Adam, yang ditolak masuk ke Masjid Al Aqsa karena beragama Islam, berkata: “Kami melihat ribuan orang diblokir di pos pemeriksaan. Kami melihat pernikahan dibatalkan karena mempelai pria tidak bisa masuk. Orang-orang ini hidup dalam keadaan terhina.”
Sementara para anggota parlemen menggambarkan situasi di Tel Aviv dan Haifa sebagai ketenangan Mediterania, Tepi Barat digambarkan sebagai “tanah pos pemeriksaan dan menara pengawasan”, yang ditandai dengan meningkatnya agresi pemukim dan kontrol militer.
“Kelompok A hidup dalam kemakmuran relatif, dengan hak-hak demokratis. Kelompok B dibatasi dalam pergerakan, hak-hak, dan hidup dalam ancaman setiap hari,” kata George, mengacu pada orang Israel dan Palestina.
Adam, yang memimpin upaya mendorong parlemen agar Inggris secara resmi mengakui Negara Palestina, mengatakan bahwa Israel memaksakan sistem pemisahan dan penindasan terhadap warga Palestina, yang ditandai dengan kekerasan dan hasutan.
Dalam satu pertemuan yang mengerikan, ia menggambarkan percakapan dengan seorang pemukim Israel yang menyatakan bahwa anak-anak Palestina harus dibunuh karena, katanya, mereka hanya akan tumbuh untuk membunuh orang Israel.
RUU Pengakuan Negara Palestina yang diusulkan oleh anggota parlemen independen saat ini sedang dipertimbangkan di Parlemen, didukung oleh anggota independen lainnya seperti Jeremy Corbyn.
Rakyat Inggris tak Puas dengan Sikap Pemerintahannya
Publik Inggris semakin tidak puas dengan kebijakan pemerintah yang terus mendukung Israel. Survei terbaru menunjukkan meningkatnya rasa frustrasi dengan ketidakpedulian pemerintah. Kampanye akar rumput di berbagai universitas dan dewan lokal telah mengintensifkan seruan untuk menilai kembali hubungan Inggris-Israel.
Ketegangan muncul dalam komunitas Yahudi Inggris sendiri setelah Dewan Deputi Yahudi Inggris baru-baru ini menskors seorang anggota senior yang ikut menandatangani surat mengutuk tindakan militer Israel di Gaza.

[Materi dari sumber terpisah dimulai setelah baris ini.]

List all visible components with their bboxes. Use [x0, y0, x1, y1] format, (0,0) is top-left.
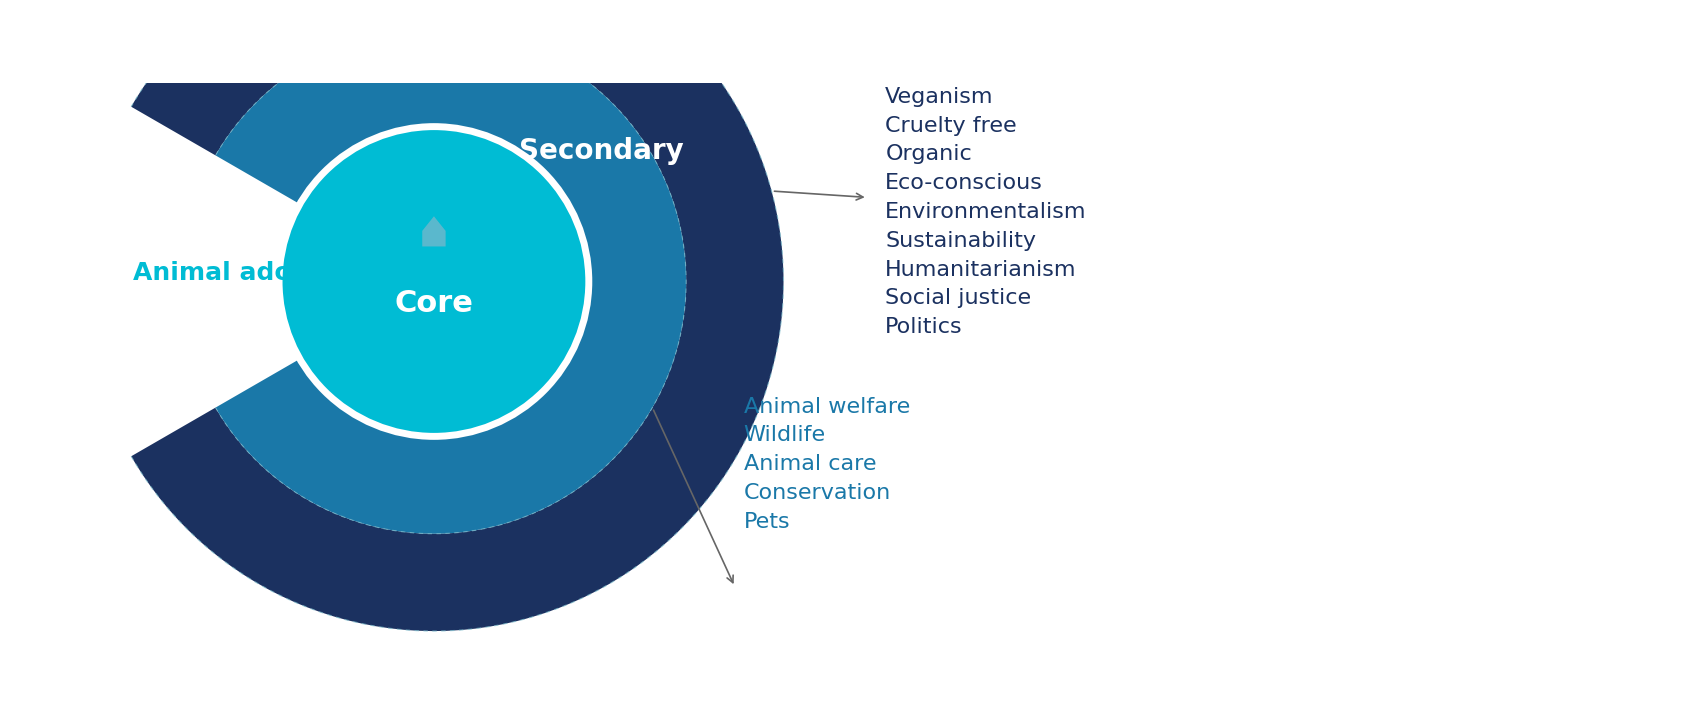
Circle shape — [278, 127, 589, 437]
Polygon shape — [423, 216, 445, 246]
Text: Veganism
Cruelty free
Organic
Eco-conscious
Environmentalism
Sustainability
Huma: Veganism Cruelty free Organic Eco-consci… — [885, 87, 1087, 337]
Text: Animal adoption: Animal adoption — [132, 261, 365, 285]
Text: Tertiary: Tertiary — [489, 0, 604, 15]
Wedge shape — [131, 0, 783, 631]
Wedge shape — [216, 29, 686, 534]
Text: Core: Core — [394, 289, 474, 318]
Text: Animal welfare
Wildlife
Animal care
Conservation
Pets: Animal welfare Wildlife Animal care Cons… — [744, 397, 910, 531]
Text: Secondary: Secondary — [520, 137, 684, 165]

“Ini bukan tentang memihak, ini tentang memihak pada kemanusiaan. Masa depan di mana warga Palestina bebas adalah satu-satunya jalan menuju keamanan jangka panjang bagi semua orang di wilayah ini. Kata-kata saja tidak cukup. Inggris harus bertindak sekarang, sebelum lebih banyak nyawa terenggut, dan sebelum menit terakhir berlalu,” kata Adam.